Título: À margem da festa das letras
Autor: Alexandre Fontoura e Ana Carolina Alves*
Fonte: Jornal do Brasil, 23/05/2005, RIo, p. A13

Morador da Zona Oeste relata como é não saber ler no evento que comemora mais de 2 milhões de livros vendidos

Durante os 11 dias da Bienal do Livro, Arlindo José de Souza, 40 anos, percorreu os corredores indiferente aos lançamentos, palestras ou entrevistas de escritores. Mesmo assim, a feira lhe rendeu um bocado. Mais precisamente, R$ 275. Analfabeto, o mineiro de Carangola é parte de um dos retratos mais tristes do Brasil, no qual se enquadram os 16 milhões de brasileiros que não sabem ler - número que pode chegar a 30 milhões, se forem incluídos na conta os analfabetos funcionais, que conseguem apenas assinar o nome. Pai de cinco filhos, Arlindo tenta a sorte no Rio aproveitando bicos como o que encontrou no Riocentro, trabalhando como lixeiro.

- Na verdade não vale muito a pena. Mas ficar parado é pior ainda. Gosto desses eventos porque é de onde tiro sustento para os meus filhos. Quando recebia vale-transporte, trocava por pão e vinha de bicicleta - conta Arlindo, enquanto separa parte do lanche que recebeu para levar para a filha filha de 14 anos, mãe de sua primeira neta.

O único contato com uma carteira escolar não teve qualquer relação com estudo.

- Quando eu era garoto, sentava numa carteira para tomar conta do gado numa fazenda - lembrou Arlindo, que, em meio às estantes repletas de livros na Bienal, diz sentir-se como ''cego em tiroteio''. Mas sem desanimar para as dificuldades.

- Ainda quero ler e escrever - avisa.

De acordo com dados do IBGE, a taxa de analfabetismo da população caiu de 65,3% em 1900 para 13% em 2000. Mas os avanços ainda não atingem a população de forma homogênea. Só nas três últimas décadas houve melhora nos índices que comprovam o número de negros nas escolas. Entre as pessoas com 15 anos de idade ou mais, o analfabetismo atinge 8,3% entre brancos. Entre os pretos, o problema está presente em 21% da população.

A grandeza de um evento que contabiliza mais de 2,3 milhões de livros vendidos (17% a mais que em 2003) e público de 630 mil visitantes impressiona e emociona até quem não sabe ler.

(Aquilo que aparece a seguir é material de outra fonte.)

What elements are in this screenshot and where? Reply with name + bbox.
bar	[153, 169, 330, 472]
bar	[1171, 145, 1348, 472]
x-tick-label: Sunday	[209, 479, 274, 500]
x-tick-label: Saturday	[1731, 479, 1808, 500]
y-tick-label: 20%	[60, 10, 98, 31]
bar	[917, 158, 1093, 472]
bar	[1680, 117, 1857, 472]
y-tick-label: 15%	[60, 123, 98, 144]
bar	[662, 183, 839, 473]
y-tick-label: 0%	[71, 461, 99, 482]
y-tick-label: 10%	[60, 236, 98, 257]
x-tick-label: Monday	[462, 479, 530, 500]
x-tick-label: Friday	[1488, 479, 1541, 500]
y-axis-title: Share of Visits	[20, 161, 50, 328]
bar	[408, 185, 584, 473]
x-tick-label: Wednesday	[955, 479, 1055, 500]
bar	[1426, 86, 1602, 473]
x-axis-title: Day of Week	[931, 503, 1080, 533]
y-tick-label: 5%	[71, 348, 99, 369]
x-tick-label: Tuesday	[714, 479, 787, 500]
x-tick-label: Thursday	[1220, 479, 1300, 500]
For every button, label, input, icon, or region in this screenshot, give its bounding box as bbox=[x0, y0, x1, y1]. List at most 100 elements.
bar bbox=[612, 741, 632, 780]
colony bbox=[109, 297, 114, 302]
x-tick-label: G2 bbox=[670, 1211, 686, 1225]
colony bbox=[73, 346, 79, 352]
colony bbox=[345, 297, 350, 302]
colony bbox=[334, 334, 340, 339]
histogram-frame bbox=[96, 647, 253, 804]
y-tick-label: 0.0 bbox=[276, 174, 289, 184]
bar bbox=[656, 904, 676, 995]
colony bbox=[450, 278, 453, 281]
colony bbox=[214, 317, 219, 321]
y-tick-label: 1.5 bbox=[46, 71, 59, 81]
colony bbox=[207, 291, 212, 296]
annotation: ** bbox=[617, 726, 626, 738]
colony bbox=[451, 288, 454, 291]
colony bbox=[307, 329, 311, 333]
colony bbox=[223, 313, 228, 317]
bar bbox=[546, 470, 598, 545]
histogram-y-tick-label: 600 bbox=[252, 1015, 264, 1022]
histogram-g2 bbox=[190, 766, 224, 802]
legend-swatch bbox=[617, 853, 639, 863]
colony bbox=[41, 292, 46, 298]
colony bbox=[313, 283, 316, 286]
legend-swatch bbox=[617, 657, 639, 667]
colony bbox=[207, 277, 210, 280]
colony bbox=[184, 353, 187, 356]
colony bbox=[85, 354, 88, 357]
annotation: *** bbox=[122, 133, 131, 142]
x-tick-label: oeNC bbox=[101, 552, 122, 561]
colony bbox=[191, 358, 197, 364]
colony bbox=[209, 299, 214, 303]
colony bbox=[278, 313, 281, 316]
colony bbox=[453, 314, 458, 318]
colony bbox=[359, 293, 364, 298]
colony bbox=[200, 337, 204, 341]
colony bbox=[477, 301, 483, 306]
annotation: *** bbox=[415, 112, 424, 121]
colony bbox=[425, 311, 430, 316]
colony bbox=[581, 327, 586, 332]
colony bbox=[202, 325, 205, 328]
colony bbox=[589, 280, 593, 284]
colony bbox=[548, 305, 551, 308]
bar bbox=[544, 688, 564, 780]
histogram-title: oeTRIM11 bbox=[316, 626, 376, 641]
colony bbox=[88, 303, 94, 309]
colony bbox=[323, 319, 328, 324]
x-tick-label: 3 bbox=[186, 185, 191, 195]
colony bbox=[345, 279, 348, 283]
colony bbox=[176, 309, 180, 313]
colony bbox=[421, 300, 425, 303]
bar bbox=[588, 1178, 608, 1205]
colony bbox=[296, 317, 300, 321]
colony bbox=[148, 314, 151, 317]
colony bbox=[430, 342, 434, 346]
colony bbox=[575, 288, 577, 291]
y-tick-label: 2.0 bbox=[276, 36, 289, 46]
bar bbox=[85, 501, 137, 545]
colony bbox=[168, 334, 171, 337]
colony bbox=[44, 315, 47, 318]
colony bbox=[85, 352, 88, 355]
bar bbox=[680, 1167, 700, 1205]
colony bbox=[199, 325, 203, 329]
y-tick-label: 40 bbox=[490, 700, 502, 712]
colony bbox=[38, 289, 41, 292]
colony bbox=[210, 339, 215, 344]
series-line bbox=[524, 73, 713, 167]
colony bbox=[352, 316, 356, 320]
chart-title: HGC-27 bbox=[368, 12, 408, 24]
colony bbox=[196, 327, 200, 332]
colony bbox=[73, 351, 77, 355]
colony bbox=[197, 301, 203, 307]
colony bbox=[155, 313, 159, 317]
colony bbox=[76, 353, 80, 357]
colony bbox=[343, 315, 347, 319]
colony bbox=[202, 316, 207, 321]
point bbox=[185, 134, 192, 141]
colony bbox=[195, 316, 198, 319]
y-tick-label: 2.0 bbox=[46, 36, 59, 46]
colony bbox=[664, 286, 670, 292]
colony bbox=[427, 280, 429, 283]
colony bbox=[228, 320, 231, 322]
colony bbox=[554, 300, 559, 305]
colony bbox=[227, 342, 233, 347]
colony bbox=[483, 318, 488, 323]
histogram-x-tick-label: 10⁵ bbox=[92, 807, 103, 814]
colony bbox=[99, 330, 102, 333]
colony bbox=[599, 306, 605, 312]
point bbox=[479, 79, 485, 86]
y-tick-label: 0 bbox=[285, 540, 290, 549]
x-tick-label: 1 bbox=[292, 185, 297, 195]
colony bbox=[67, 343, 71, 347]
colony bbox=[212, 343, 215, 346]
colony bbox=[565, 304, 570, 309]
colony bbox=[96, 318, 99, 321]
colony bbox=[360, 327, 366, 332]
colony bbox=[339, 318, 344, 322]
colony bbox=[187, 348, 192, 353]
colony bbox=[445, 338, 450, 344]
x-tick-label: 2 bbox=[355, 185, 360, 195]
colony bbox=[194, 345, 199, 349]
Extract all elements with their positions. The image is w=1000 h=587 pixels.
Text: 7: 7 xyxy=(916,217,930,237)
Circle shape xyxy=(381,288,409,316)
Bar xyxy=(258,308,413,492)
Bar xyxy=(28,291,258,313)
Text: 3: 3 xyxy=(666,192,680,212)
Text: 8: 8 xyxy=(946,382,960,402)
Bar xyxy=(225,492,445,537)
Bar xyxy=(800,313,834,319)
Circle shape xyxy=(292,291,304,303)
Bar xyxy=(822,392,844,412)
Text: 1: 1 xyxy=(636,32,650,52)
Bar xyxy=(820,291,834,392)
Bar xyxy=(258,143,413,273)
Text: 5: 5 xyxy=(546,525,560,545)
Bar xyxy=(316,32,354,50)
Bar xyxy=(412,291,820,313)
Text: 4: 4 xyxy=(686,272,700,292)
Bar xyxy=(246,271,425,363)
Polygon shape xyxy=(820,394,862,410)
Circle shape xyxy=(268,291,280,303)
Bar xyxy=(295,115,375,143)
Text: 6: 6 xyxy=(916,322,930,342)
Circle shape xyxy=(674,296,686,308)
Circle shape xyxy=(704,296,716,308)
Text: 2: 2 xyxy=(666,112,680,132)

- Nunca ganhei livro. Aqui, só me deram lixo pra carregar. Às vezes tinha um escritor do meu lado e eu nem sabia quem era, mas escutava as pessoas comentando. Se eu soubesse ler, ia querer o livro, ia falar com ele - sonha Arlindo.

Durante os 11 dias de Bienal, Arlindo pasou cerca de 150 horas trabalhando, sempre das 7h às 23h, recolhendo o lixo gerado por estandes, deixado nas ruas, nas lixeiras dos cafés e nos coquetéis. Nos corredores lotados de estudantes, intelectuais e gente famosa, ele nem de longe se sentiu pior. Nem perdeu o humor.

- Não tenho vergonha de ser analfabeto. Vergonha é roubar e não poder carregar. Gosto de me sentir bem com os outros e que os outros se sintam bem comigo - brinca.

De volta ao conjunto habitacional Cesar Maia, no Coroado, Zona Oeste, Arlindo espera por mais uma oportunidade de trabalho temporário. E procura conversar com os filhos sobre a importância do estudo. Não quer que, no futuro, as dificuldades que enfrenta sem saber ler se repitam para os quatro. para ele, não conseguir ler não é sinônimo de alienação.

- O presidente Lula precisa ver o lado dos pobres. Tem muita gente sofrendo nas ruas. Nosso salário é vergonhoso ao lado dos impostos absurdos. A gente não recebe nada em troca, vai tudo para os bolsos dos grandes empresários - resume ele, dando sua versão sobre parte dos problemas que atingem a população pobre.